En décembre dernier, des chercheurs de l'Institut de recherche et d'informations socio-économiques (IRIS) lançaient un pavé dans la mare : dans un rapport, ils accusaient certains ordres professionnels de verser dans le corporatisme au détriment des intérêts du public.

« Quand on a créé le système professionnel il y a plus de 40 ans, il était clair que la mission première des ordres serait la protection du public, tandis que la promotion des intérêts des professionnels serait du ressort des associations et des syndicats, rappelle Guillaume Hébert, l'un des auteurs du rapport. Or, encore aujourd'hui, les ordres sont coincés dans une tension entre ces deux rôles, ce qui les fait trop souvent déraper dans le corporatisme. »

Il donne en exemple la pratique de l'incorporation des professionnels, entre autres celle des médecins, qui coûte des centaines de millions au Trésor public - une « défiscalisation [qui] plombe la capacité de l'État à maintenir des services publics accessibles », signale le rapport. Toujours du côté des médecins, le dossier des frais accessoires illustrerait à lui seul de façon criante le problème soulevé par l'IRIS, ajoute Guillaume Hébert.

Autre exemple : depuis 2009, les travailleurs sociaux sont les seuls professionnels autorisés à faire des évaluations psychosociales pour les mandats d'inaptitude. Auparavant, les psychologues, les techniciens en travail social et les infirmières pouvaient aussi le faire. Ce qui devait être une mesure introduite pour assurer la protection du public a eu pour effet de réduire le nombre de professionnels autorisés à réaliser l'évaluation et à « diriger vers le privé des personnes souhaitant éviter les listes d'attente en CLSC, qui varient de 6 à 8 mois », note le rapport.

RÉACTION VIRULENTE DES ORDRES

Le dur constat de l'IRIS a provoqué l'ire des ordres et du Conseil interprofessionnel du Québec (CIQ).

« Oui, il y a une tension dans le système professionnel entre la protection du public et des considérations économiques, reconnaît Jean-François Thuot, directeur général du CIQ. Mais cette tension ne se traduit pas en dysfonctionnements. Nous réfutons totalement cette conclusion. On ne dit pas qu'il n'y a jamais eu de problèmes.
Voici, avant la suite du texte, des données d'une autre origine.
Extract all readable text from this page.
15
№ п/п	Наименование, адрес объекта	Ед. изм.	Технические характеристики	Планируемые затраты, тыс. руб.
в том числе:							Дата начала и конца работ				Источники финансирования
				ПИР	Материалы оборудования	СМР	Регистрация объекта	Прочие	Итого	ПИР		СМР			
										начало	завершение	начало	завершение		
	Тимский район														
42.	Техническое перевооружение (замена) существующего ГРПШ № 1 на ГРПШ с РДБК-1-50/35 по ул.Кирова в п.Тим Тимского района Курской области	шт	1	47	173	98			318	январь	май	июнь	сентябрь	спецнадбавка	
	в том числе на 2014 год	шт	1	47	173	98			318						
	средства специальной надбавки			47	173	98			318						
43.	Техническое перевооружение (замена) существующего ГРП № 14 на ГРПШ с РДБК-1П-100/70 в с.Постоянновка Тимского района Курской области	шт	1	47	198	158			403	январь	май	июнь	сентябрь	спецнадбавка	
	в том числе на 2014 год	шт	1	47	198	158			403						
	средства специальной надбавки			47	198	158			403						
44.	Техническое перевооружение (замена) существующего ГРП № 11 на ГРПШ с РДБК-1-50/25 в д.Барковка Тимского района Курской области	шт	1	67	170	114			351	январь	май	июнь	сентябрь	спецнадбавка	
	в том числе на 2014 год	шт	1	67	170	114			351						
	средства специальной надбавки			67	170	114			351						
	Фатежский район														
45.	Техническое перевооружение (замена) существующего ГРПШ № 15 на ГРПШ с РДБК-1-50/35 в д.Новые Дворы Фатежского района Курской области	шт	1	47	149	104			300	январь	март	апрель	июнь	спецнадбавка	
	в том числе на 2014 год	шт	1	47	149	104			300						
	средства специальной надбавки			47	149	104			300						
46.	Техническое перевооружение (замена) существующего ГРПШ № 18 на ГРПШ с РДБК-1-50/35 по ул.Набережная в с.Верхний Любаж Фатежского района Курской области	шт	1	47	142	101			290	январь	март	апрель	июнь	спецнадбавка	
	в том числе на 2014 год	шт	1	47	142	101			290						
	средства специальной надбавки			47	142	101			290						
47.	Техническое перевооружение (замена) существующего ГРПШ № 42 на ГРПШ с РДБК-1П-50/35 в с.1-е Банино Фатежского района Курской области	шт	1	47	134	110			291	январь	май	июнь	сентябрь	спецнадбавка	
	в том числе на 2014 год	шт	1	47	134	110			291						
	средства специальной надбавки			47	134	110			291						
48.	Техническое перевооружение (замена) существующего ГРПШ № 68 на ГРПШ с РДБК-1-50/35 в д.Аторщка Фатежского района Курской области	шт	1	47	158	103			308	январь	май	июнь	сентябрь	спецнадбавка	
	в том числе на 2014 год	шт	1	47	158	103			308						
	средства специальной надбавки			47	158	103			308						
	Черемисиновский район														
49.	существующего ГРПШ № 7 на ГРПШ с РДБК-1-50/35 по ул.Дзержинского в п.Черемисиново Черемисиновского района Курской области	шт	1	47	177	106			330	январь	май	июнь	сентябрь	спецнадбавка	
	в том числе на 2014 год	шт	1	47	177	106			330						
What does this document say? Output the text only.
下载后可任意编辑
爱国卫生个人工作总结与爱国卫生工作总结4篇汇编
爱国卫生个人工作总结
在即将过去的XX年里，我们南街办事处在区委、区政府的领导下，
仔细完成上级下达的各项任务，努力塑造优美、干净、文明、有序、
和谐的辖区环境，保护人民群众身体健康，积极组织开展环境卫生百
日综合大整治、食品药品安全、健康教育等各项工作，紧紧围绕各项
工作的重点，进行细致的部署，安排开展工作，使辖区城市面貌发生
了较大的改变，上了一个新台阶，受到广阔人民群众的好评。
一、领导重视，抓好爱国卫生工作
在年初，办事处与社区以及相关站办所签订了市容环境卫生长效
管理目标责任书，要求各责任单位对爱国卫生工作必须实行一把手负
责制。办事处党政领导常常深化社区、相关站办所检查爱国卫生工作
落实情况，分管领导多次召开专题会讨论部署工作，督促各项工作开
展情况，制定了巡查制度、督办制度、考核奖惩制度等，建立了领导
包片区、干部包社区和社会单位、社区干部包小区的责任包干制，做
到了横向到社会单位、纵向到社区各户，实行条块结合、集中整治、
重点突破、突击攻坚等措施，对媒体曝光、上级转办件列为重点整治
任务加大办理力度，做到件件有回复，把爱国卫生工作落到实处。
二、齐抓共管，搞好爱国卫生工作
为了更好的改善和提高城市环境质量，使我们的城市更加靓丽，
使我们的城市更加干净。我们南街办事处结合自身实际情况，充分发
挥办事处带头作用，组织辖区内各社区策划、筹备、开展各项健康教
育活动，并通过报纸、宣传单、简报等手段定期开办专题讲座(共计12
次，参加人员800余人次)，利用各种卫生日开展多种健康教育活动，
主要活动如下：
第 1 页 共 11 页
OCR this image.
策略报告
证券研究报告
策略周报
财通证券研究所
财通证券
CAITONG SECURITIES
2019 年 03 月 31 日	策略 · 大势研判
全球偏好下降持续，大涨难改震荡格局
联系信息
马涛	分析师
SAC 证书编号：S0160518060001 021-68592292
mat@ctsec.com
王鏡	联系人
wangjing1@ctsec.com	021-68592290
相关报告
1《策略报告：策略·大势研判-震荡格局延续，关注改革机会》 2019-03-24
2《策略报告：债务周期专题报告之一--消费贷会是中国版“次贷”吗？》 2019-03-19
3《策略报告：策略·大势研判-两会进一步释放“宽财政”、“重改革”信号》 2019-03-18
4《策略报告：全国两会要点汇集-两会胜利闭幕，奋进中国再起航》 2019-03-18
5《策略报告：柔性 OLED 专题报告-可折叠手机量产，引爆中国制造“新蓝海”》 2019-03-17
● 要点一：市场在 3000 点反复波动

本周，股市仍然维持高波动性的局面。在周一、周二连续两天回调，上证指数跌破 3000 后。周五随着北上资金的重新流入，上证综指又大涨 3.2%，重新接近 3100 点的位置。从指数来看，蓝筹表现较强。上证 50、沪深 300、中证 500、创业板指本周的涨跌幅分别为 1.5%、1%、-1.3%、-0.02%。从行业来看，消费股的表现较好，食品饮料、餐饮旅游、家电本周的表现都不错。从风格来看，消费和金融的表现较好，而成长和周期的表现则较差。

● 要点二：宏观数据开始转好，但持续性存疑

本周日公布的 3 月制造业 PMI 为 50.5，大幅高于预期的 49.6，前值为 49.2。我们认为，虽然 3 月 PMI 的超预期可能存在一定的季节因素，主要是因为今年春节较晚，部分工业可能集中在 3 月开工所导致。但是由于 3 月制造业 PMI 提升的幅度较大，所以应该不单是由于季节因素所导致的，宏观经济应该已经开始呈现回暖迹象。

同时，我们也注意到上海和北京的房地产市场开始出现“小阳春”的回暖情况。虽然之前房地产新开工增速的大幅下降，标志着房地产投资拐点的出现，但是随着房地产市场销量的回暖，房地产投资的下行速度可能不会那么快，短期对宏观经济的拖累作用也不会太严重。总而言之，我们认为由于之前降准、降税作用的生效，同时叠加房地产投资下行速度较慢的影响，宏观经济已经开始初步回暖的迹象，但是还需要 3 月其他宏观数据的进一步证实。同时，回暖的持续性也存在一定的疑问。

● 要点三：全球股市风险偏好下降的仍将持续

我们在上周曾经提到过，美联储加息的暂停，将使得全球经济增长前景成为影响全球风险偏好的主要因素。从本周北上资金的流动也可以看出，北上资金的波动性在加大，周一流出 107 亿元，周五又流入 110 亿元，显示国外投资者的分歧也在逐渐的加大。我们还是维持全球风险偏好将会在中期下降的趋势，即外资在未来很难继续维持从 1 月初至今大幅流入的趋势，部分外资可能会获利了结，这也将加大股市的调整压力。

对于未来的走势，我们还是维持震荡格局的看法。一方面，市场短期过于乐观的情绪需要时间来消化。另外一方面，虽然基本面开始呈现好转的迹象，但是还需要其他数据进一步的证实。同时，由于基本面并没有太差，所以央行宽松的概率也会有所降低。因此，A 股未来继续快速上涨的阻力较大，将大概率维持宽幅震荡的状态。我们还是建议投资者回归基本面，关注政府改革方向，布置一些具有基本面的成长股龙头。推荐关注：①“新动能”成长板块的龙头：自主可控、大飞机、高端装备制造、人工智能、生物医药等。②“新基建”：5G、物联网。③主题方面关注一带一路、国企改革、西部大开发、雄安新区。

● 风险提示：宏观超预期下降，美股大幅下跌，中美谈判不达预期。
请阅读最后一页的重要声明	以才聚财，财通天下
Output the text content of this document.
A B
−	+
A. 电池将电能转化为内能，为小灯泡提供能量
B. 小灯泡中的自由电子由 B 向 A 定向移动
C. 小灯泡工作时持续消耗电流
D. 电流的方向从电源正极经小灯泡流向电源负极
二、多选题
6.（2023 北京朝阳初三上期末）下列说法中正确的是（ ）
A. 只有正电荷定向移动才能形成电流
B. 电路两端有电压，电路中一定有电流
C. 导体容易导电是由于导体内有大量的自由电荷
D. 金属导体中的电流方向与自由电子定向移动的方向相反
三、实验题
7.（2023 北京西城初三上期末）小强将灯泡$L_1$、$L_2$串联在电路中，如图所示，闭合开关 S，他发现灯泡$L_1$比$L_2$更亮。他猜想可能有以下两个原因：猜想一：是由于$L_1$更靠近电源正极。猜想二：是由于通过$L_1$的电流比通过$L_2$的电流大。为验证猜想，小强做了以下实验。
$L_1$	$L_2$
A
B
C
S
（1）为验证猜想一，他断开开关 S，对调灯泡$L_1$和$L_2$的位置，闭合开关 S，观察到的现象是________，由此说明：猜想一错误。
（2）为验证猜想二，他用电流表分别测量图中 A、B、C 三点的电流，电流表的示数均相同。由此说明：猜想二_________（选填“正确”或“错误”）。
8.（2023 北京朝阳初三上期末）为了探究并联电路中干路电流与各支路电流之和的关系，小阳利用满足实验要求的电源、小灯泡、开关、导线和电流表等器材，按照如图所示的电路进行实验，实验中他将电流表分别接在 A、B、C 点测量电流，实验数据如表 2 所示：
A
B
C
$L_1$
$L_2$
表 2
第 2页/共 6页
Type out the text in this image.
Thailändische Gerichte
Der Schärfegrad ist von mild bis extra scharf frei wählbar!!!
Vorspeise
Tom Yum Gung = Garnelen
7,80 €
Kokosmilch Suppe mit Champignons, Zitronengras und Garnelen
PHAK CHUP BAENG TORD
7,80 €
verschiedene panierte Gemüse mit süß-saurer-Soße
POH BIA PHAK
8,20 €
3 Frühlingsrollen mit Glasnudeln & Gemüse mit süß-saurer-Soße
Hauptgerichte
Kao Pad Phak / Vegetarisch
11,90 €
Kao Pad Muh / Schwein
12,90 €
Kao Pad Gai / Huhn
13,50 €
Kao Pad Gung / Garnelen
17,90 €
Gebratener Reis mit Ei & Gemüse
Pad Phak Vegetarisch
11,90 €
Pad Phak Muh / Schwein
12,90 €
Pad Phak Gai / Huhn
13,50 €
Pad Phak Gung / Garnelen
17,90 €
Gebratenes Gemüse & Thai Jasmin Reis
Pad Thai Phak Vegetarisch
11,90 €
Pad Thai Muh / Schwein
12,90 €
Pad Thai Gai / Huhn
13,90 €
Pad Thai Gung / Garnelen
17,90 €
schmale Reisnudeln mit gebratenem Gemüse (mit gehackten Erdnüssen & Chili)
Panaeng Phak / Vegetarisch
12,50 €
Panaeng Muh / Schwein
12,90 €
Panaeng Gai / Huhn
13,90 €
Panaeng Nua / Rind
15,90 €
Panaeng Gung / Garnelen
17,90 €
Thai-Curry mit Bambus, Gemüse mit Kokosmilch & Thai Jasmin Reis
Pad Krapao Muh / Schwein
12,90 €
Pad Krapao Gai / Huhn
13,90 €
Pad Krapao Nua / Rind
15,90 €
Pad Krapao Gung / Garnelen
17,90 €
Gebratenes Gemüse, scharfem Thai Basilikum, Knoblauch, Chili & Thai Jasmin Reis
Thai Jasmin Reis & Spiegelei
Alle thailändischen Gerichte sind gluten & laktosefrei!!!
Mais il y a quand même 46 ordres et près de 400 000 professionnels qui, tous les jours, accomplissent des millions d'actes en assurant la protection du public, sauf exception. »

Loin d'être malsaine, la fameuse tension serait plutôt la preuve que les ordres font bien leur boulot, estime M. Thuot. « Le système professionnel n'est pas désincarné : il est aux prises avec un système plus grand que lui, celui du marché », rappelle-t-il.

« Le défi constant de notre système est de garder le cap en demeurant un rempart contre les influences du marché. »

- Jean-François Thuot, DG du Conseil interprofessionnel du Québec

Tout cela demeure néanmoins confus aux yeux du public, si l'on se fie au sondage annuel mené par le CIQ et la firme CROP sur la confiance des Québécois envers les professionnels et leurs ordres. En 2015, seulement 10 % des individus sondés ont déclaré que la mission des ordres consiste à protéger le public, alors que 45 % ont affirmé qu'ils ont pour mandat de défendre leurs membres. Des chiffres qui restent sensiblement les mêmes d'une année à l'autre malgré la campagne de sensibilisation du CIQ ayant pour thème « Ordre de protéger ».

CRITIQUE RÉCURRENTE

Pour Luc Bégin, professeur d'éthique appliquée à l'Université Laval, le constat de l'IRIS n'est pas nouveau. « C'est un vieux diagnostic posé par la sociologie des professions depuis des années », dit-il. Toutefois, « la tension existe bel et bien, entre autres parce que les professionnels attendent de leurs ordres qu'ils défendent leurs intérêts ».

« J'ai l'impression que beaucoup de professionnels eux-mêmes ne savent pas du tout ce qu'est la mission de leur ordre, avance-t-il en pesant ses mots. Alors, ce n'est pas étonnant que le public s'y perde aussi. »

Selon M. Bégin, l'existence de la tension entre protection du public et promotion de la profession n'est pas un signe de réussite comme l'entend le CIQ. « Je ne dirais pas que c'est un signe d'échec non plus, mais c'est certainement un signe de sérieux malaise », affirme-t-il.